MEMOX.CO.ID – Lapas Kelas I Malang kembali menyelenggarakan kegiatan Wisuda Santri Pondok Pesantren At-Taubah yang dirangkaikan dengan Wisuda Guru Al-Qur’an Metode Ummi Angkatan Ke-IX.
Kegiatan tersebut dilaksanakan di Masjid At-Taubah Lapas Kelas I Malang, Sabtu (13/12), dan dihadiri oleh Pejabat Struktural, pegawai, pengurus Ummi Foundation, Rampak Naong Malang, serta wali santri.

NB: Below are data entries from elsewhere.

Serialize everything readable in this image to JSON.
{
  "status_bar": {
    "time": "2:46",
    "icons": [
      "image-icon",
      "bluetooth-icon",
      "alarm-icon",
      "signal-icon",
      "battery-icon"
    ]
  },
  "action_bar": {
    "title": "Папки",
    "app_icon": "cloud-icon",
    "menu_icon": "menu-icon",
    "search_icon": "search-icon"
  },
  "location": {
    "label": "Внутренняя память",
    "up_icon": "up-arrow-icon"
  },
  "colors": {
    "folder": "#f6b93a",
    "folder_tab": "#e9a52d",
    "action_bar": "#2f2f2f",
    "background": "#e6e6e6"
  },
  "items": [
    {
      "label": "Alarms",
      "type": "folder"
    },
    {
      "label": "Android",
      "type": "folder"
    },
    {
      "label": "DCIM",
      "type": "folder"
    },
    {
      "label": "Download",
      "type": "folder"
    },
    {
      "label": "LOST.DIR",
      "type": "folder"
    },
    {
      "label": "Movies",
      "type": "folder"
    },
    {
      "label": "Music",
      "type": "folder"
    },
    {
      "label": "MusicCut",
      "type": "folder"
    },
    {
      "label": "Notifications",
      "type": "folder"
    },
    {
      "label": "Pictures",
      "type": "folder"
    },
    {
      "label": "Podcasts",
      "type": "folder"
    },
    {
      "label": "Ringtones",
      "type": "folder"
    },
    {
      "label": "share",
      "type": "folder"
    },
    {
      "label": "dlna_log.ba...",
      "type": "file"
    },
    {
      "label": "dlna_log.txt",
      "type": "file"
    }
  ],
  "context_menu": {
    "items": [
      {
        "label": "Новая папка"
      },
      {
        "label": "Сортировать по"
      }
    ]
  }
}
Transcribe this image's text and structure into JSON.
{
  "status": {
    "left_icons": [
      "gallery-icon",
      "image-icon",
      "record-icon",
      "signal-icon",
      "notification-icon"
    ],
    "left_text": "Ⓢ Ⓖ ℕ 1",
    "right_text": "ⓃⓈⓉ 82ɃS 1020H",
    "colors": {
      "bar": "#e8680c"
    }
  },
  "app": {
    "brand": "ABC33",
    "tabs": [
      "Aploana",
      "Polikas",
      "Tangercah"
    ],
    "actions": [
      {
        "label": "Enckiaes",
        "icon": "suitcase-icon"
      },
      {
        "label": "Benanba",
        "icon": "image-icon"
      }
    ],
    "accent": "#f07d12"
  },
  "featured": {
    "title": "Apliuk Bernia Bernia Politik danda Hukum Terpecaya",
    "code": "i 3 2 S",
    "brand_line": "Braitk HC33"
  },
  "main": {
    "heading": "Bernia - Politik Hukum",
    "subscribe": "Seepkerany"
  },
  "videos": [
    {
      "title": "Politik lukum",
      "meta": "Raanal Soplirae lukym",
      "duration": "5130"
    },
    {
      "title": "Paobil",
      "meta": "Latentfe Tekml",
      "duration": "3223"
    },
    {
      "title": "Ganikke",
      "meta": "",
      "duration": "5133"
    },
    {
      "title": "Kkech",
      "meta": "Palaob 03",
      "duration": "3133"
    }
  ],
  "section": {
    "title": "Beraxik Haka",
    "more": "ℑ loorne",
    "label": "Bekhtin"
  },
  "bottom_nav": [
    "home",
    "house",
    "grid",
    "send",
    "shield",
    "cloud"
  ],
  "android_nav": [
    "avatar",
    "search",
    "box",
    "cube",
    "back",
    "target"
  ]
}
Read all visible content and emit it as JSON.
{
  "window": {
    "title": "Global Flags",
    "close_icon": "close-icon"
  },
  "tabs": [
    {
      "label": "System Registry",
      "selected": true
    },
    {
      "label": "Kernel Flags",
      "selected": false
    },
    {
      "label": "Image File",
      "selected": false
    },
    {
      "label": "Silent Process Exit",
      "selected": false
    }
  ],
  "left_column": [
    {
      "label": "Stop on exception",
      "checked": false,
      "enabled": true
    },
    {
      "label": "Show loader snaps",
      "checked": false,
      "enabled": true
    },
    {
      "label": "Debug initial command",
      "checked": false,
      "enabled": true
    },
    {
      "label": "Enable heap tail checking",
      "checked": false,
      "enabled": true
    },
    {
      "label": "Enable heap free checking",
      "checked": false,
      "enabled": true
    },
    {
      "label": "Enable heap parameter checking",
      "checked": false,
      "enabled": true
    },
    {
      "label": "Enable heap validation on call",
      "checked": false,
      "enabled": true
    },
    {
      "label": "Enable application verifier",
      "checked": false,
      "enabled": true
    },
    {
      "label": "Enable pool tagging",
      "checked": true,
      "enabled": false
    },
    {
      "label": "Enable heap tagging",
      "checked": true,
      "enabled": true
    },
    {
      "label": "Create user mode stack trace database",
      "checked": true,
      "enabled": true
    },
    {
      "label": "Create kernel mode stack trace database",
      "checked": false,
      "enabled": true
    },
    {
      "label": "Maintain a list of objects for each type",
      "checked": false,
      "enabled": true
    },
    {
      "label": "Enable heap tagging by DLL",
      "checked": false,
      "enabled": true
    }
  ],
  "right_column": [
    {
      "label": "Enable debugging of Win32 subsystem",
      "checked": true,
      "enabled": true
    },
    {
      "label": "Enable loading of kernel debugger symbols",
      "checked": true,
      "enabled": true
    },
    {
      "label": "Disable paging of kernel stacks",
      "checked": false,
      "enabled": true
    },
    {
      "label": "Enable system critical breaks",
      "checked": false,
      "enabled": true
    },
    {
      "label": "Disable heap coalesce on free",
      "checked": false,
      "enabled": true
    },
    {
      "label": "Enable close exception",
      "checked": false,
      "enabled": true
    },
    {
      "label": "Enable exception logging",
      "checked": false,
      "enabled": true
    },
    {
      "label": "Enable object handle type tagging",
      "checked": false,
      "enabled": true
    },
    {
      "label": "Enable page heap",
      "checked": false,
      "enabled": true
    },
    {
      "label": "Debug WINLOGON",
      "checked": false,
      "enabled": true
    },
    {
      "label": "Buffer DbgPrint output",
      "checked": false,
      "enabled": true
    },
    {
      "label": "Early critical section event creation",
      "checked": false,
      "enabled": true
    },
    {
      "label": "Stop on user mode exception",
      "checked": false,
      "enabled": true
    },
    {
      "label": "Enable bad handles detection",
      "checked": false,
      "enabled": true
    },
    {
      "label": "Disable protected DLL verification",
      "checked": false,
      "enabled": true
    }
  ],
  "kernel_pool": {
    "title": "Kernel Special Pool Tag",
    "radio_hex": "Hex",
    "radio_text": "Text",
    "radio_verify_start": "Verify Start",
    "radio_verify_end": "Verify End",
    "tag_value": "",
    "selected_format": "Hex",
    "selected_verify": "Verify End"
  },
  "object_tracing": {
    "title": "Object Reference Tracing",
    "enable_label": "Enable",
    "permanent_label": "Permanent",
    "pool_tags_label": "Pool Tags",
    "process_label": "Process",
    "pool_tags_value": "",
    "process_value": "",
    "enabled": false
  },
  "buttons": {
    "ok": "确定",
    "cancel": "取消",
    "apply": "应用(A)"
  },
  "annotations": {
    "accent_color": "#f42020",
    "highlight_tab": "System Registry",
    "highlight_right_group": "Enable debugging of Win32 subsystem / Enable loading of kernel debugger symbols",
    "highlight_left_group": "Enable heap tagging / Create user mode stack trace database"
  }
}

Prosesi berlangsung khidmat dan penuh makna sebagai wujud keberhasilan pembinaan keagamaan warga binaan pemasyarakatan (WBP).
Kehadiran keluarga dan wali santri turut menambah suasana haru dan kebanggaan. Kegiatan ini menjadi momentum penting dalam perjalanan pembinaan spiritual di Lapas Kelas I Malang.
Pada pelaksanaan wisuda tahun ini, terdapat dua tipe wisuda yang diselenggarakan. Wisuda pertama adalah Wisuda Pembelajaran Al-Qur’an Metode Ummi dengan jumlah wisudawan sebanyak 30 orang.
Wisuda kedua merupakan Wisuda Program Keagamaan Lanjutan yang meliputi Aqidatul Awam, Tahfidz, dan Khotib dengan jumlah wisudawan sebanyak 19 orang.
Seluruh program pembinaan tersebut dilaksanakan secara terstruktur melalui Pondok Pesantren At-Taubah sebagai bagian dari pembinaan kepribadian WBP.
Pembinaan ini bertujuan membentuk pribadi yang religius, berakhlak, dan siap kembali ke tengah masyarakat.
Kepala Lapas Kelas I Malang, Teguh Pamuji, memberikan sambutan sekaligus apresiasi kepada Ummi Foundation dan seluruh pihak yang selama ini konsisten mendukung pembinaan santri di Lapas Malang.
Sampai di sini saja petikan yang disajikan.